Now we can factor out the lifting part of our definition of validateFoo in a way that’s (arguably) a little nicer:

val liftedFoo = into[ErrorsOr] lift (Foo.apply _)

def validateFoo(a: String, b: String, c: String) =
  liftedFoo(checkA(a), checkB(b), checkC(c))

One (possibly) more interesting approach would be to write a method that would take a constructor and a heterogeneously-typed list of validators and then build our top-level validation function for us. This also isn’t too hard. First for some more general-purpose machinery:

def validate[F[_], G, H, V <: HList, I <: HList, M <: HList, A <: HList, R]
  (g: G)(v: V)(implicit
  hlG: FnHListerAux[G, A => R],
  zip: ZipApplyAux[V, I, M],
  mapped: MappedAux[A, F, M],
  unH: FnUnHListerAux[I => F[R], H],
  folder: LeftFolderAux[M, F[A => R], applier.type, F[HNil => R]],
  appl: Applicative[F]
) = unH((in: I) => folder(zip(v, in), hlG(g).point[F]).map(_(HNil)))

And now we can write the following:

val validateFoo = validate(Foo.apply _)(checkA :: checkB :: checkC :: HNil)
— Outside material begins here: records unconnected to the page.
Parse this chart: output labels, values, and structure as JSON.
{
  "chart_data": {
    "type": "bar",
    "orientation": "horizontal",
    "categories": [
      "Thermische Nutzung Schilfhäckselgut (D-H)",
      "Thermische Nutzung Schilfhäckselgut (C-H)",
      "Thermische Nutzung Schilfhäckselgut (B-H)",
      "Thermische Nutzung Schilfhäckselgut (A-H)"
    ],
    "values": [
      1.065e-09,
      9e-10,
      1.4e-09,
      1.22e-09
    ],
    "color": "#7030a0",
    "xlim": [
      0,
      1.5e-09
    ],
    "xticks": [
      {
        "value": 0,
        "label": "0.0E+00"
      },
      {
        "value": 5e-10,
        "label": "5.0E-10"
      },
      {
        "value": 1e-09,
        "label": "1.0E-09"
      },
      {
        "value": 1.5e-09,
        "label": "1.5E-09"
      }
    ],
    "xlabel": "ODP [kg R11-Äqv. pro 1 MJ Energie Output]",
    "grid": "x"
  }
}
Which we can use in exactly the same way as our original validateFoo above.

I’m not sure I want to argue that this approach is in any sense better than going with the applicative builder syntax that comes with Scalaz (when that’s an option), but it does give an example of how we can use Shapeless to add flexibility to an existing library without a lot of boilerplate.